Ingredients:

  • 1 pound (450g) venison backstrap, trimmed of silver skin
  • 1 tablespoon (15ml) olive oil
  • 1 tablespoon (14g) unsalted butter
  • 1 teaspoon (5g) freshly ground black pepper
  • 1 teaspoon (6g) kosher salt
  • 1 tablespoon (15ml) olive oil
  • 1 shallot, minced (about 1/4 cup)
  • 1 clove garlic, minced
  • 1/2 cup (120ml) port wine
  • 1/2 cup (120ml) beef broth
  • 1/2 cup (75g) fresh blackberries
  • 1 tablespoon (15ml) balsamic vinegar
  • 1 teaspoon (5g) brown sugar (optional)
  • 1 tablespoon (14g) unsalted butter, cold, cut into cubes
  • Pinch of salt and black pepper to taste

Instructions:

  1. Pat the venison backstrap dry with paper towels. Season generously with salt and pepper. Allow the venison to sit at room temperature for 30 minutes.
  2. Heat olive oil and butter in a cast iron skillet over medium-high heat until shimmering. Add the venison backstrap to the skillet and sear on all sides until a deep brown crust forms (about 3-4 minutes per side).

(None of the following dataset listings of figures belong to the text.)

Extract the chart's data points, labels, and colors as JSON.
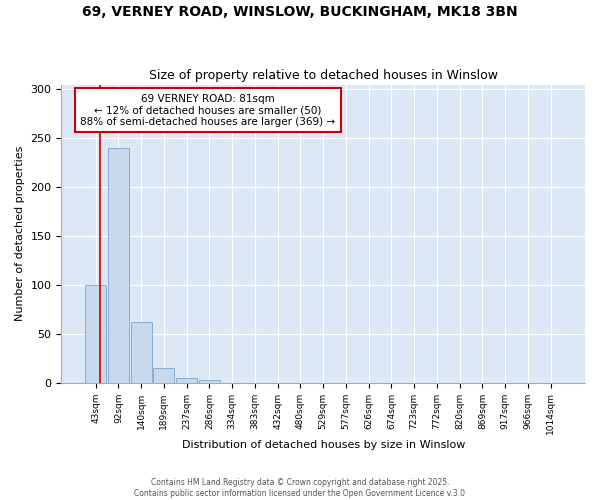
{
  "title1": "69, VERNEY ROAD, WINSLOW, BUCKINGHAM, MK18 3BN",
  "title2": "Size of property relative to detached houses in Winslow",
  "xlabel": "Distribution of detached houses by size in Winslow",
  "ylabel": "Number of detached properties",
  "bin_labels": [
    "43sqm",
    "92sqm",
    "140sqm",
    "189sqm",
    "237sqm",
    "286sqm",
    "334sqm",
    "383sqm",
    "432sqm",
    "480sqm",
    "529sqm",
    "577sqm",
    "626sqm",
    "674sqm",
    "723sqm",
    "772sqm",
    "820sqm",
    "869sqm",
    "917sqm",
    "966sqm",
    "1014sqm"
  ],
  "bar_heights": [
    100,
    240,
    62,
    15,
    5,
    3,
    0,
    0,
    0,
    0,
    0,
    0,
    0,
    0,
    0,
    0,
    0,
    0,
    0,
    0,
    0
  ],
  "bar_color": "#c8d9ed",
  "bar_edge_color": "#7ba3cc",
  "annotation_line1": "69 VERNEY ROAD: 81sqm",
  "annotation_line2": "← 12% of detached houses are smaller (50)",
  "annotation_line3": "88% of semi-detached houses are larger (369) →",
  "annotation_box_color": "#ffffff",
  "annotation_box_edge": "#cc0000",
  "property_line_color": "#cc0000",
  "footer1": "Contains HM Land Registry data © Crown copyright and database right 2025.",
  "footer2": "Contains public sector information licensed under the Open Government Licence v.3.0",
  "ylim": [
    0,
    305
  ],
  "yticks": [
    0,
    50,
    100,
    150,
    200,
    250,
    300
  ],
  "bg_color": "#ffffff",
  "plot_bg_color": "#dce8f5",
  "grid_color": "#ffffff",
  "property_line_x": 0.73
}
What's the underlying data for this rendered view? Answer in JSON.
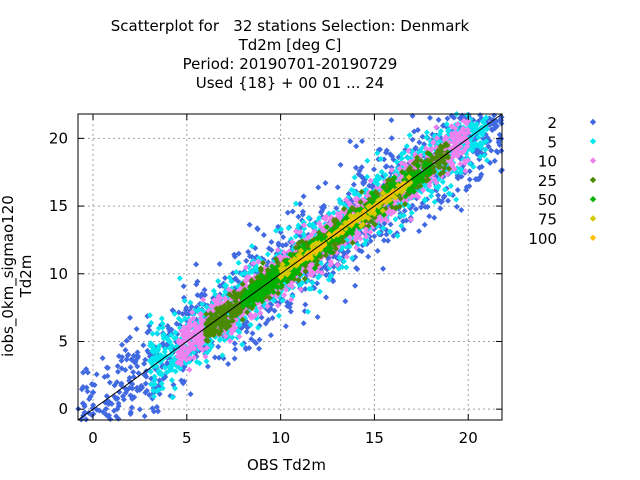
{
  "chart_data": {
    "type": "scatter",
    "title_lines": [
      "Scatterplot for   32 stations Selection: Denmark",
      "Td2m [deg C]",
      "Period: 20190701-20190729",
      "Used {18} + 00 01 ... 24"
    ],
    "xlabel": "OBS Td2m",
    "ylabel": "iobs_0km_sigmao120 Td2m",
    "xlim": [
      -0.8,
      21.8
    ],
    "ylim": [
      -0.8,
      21.8
    ],
    "xticks": [
      0,
      5,
      10,
      15,
      20
    ],
    "yticks": [
      0,
      5,
      10,
      15,
      20
    ],
    "grid": true,
    "diagonal_line": true,
    "legend_position": "right",
    "series": [
      {
        "name": "2",
        "color": "#4169e1",
        "band": 3.2,
        "xrange": [
          -0.8,
          21.8
        ],
        "samples": 1300
      },
      {
        "name": "5",
        "color": "#00e5ee",
        "band": 2.2,
        "xrange": [
          3.0,
          21.0
        ],
        "samples": 1200
      },
      {
        "name": "10",
        "color": "#ee82ee",
        "band": 1.5,
        "xrange": [
          4.5,
          20.0
        ],
        "samples": 1100
      },
      {
        "name": "25",
        "color": "#4a8a00",
        "band": 1.0,
        "xrange": [
          6.0,
          19.0
        ],
        "samples": 750
      },
      {
        "name": "50",
        "color": "#00b000",
        "band": 0.7,
        "xrange": [
          8.0,
          18.0
        ],
        "samples": 500
      },
      {
        "name": "75",
        "color": "#d4c800",
        "band": 0.45,
        "xrange": [
          10.0,
          17.0
        ],
        "samples": 160
      },
      {
        "name": "100",
        "color": "#ffc000",
        "band": 0.25,
        "xrange": [
          11.0,
          16.5
        ],
        "samples": 40
      }
    ]
  }
}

  3. Use a meat thermometer to monitor the internal temperature. Aim for 130-135°F (54-57°C) for medium-rare, 135-140°F (57-60°C) for medium.

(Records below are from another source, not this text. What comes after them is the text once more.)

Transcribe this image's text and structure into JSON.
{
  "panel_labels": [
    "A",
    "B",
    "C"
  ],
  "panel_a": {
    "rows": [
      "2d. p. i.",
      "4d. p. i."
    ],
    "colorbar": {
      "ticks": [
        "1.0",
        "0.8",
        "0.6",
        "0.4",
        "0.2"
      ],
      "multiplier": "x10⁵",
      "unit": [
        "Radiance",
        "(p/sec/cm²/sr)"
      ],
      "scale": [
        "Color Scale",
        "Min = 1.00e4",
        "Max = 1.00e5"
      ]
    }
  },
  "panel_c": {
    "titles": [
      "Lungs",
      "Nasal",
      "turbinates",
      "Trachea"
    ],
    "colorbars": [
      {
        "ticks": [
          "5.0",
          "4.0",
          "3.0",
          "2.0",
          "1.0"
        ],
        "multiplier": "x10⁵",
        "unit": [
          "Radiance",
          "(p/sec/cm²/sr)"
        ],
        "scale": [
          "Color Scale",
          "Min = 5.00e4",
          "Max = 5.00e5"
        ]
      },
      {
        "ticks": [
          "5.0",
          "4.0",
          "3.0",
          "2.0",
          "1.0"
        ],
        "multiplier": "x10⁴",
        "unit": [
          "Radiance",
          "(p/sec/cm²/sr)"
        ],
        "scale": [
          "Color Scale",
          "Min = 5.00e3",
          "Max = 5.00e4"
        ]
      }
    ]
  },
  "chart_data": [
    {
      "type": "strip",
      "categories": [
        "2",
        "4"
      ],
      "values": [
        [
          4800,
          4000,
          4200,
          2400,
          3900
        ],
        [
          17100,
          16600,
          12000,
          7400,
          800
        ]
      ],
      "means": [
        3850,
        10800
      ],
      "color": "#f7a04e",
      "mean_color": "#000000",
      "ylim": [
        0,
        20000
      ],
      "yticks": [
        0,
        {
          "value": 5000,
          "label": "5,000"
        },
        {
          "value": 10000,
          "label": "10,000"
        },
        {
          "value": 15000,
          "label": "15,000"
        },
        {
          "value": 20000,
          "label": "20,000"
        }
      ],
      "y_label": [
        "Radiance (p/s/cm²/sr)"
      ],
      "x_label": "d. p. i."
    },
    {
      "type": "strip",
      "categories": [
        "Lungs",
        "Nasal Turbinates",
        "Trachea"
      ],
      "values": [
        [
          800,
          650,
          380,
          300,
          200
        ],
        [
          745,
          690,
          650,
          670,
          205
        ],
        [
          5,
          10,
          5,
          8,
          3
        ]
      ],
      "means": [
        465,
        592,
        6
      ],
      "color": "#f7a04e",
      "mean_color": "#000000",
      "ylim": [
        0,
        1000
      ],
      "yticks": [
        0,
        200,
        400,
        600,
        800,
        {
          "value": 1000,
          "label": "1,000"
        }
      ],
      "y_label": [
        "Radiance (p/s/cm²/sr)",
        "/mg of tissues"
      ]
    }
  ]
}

  4. Remove the venison from the skillet and transfer to a cutting board. Tent loosely with foil and let rest for at least 10 minutes before slicing.
  5. While the venison rests, heat olive oil in a small saucepan over medium heat. Sauté the shallot and garlic until softened and fragrant.
  6. Pour in the port wine and beef broth. Bring to a simmer and reduce by half, scraping up any browned bits from the bottom of the pan.
  7. Stir in the blackberries and balsamic vinegar. Simmer for a few minutes until the berries soften and release their juices. Add the brown sugar if needed.
  8. Remove the saucepan from the heat and whisk in the cold butter until melted and the sauce is glossy. Season with salt and pepper to taste.
  9. Slice the rested venison backstrap against the grain. Fan the slices out on plates and drizzle generously with the blackberry-port wine reduction. Serve immediately.